Monday, September 19, 2011

No More Apologies

"Daaaaaaaaaaaaaaaaaaaaaaad! I'm sorry I screamed at you!" Carter screamed to his father.

Thursday, September 15, 2011

Pondering the Complexities of Urine Puddles

Today I'm going to totally be on it. It's true. I've wrote out a list of everything that I'm going to do. It ranges from going to the post office to folding laundry. I've already drank two mugs of mojito mint green tea, but I feel that might not be enough for what I have planned today. Seeing as we don't have any Diet Pepsi left in the house, I might just have to make an emergency run to the Burger King down the street and get a large one. I know, the price of buying a soda at a fast food joint is enough to buy me a liter at the grocery store. Well let me tell you something--you can get off of your six pack of budgetary lectures, because I have The Husband to tell me those things.

Anywhoo, I've put in a load of laundry, loaded and run the dishwasher, made my bed, and put the Soft Scrub in the toilets for a very-near-future scrubbing. Which brings me to the question that keeps plaguing me: Why, why, why must there be little drips and dribbles of urine somewhere on each toilet? I guess I could blame it on Carter--he just barely turned four and his urinary skills are sub-par. However, my instincts tell me that there are three more older contributors to this bodily fluid phenomenon. I am not one of them. My fluids are contained-yo!

From my previous post you would know that we had a party at my house. Previous to the party, I cleaned the place up pretty good. After all the excitement, I cleaned up as well. The toilets were pee free as of last week. Sadly, I know it's time for a deep clean when the earthy scent of urine starts to mingle with the exotic aroma of my Island Paradise Air Wick. That is the perfume that greeted my nostrils this morning as I used the hall bathroom. It was the smell of a housewife called to action!

To be honest, I don't really mind a good deep clean every couple of weeks. It is time for me to turn on, tune in, and take out the trash. I think what bothers me most is the obliviousness, whether authentic or faked, to my efforts. Why wouldn't my loved ones want to make my work a little easier? Why can't the men of my home control their aim better for their dear mother, and beloved wife? If they did, the toilet would do it's awesome job and just flush the pee away leaving no trace of "eu de hobo" in the bathroom . Is it laziness? Is it a physical problem they should see a professional about? Am I being insensitive because it's so easy for me to make the excretory target?

As the Soft Scrub slowly makes its journey down the three toilet bowls of our house, the question forever remains:

Why is it that certain males just can't get all of their urine into the toilet bowl? And, if a puddle or drip does happen, how hard is it for them to just clean up after themselves so I don't have to?

Now that I got that out of my system, it's onward and upward!

[Charise holds scrub brush directly into the air as if holding the glowing flame of Lady Liberty]

Saturday, September 10, 2011

Saturday Evening Post

Last Sunday Carter turned four years old.
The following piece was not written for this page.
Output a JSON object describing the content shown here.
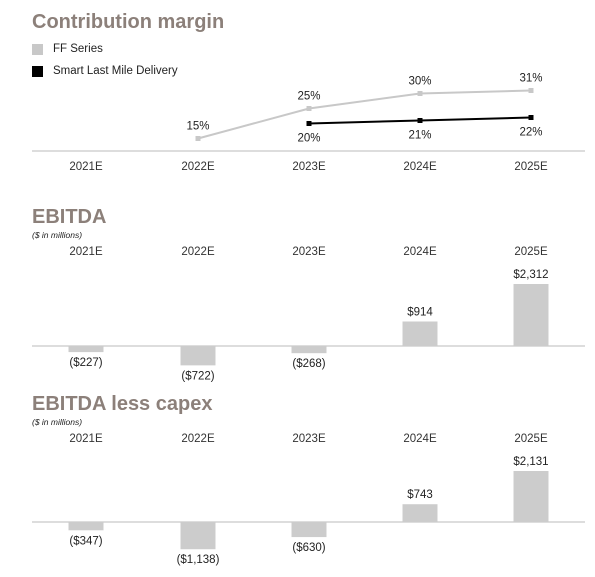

It's been really amazing as each year passes, that I, a noble faired, long-haired, leaping gnome, have been able to keep each of my three children alive and kicking. I'm pretty proud of myself for getting up each day, making sure they are fed and watered, clothed and sheltered, and for the most part, properly hygienated. Cody and Colton for fourteen years, and Carter now, for four.

It was a lovely affair. Carter chose to have and "Angry Birds" themed party. For any of you reading that don't know what I'm referring to, congratulations--you probably have a very fulfilling and active life. For those of you that do know what I'm referring to, congratulations--you know what it is like to live with addiction. I'm not judging.

In the past, birthday dates would sneak up on me and The Husband. We would postulate back and forth about whether or not we should go all the way and have a party...with balloons. Inevitably, we would succumb to our slacker-selves and decide on taking the kids out to dinner, or out of town in lieu of an actual birthday party...with people. Well, this year we made the leap. Carter told us what he wanted, we consulted with one another, and finally The Husband said, "You better just send out the invitations before planning anything, because if you don't, we will back out and not have a party...with balloons and people." So, I made up a guest list, and shot off the invites through Punchbowl. And what do you know? People RSVP'ed. Funny how that works.

Our little Angry Bird-day party went down without any major occurrences. In fact, it was downright pleasant. I made decorations, barbecued, decorated a cake and socialized with people. There were even balloons! It was a success. It was so much of a success, that no sooner had the last guest stepped out the door, before Carter started planning his next party--a Spiderman party. With a Spiderman cake.

Haha! Fat chance young lad. In the four years you have known me, haven't you figured out I don't do action figures? Only iPod apps.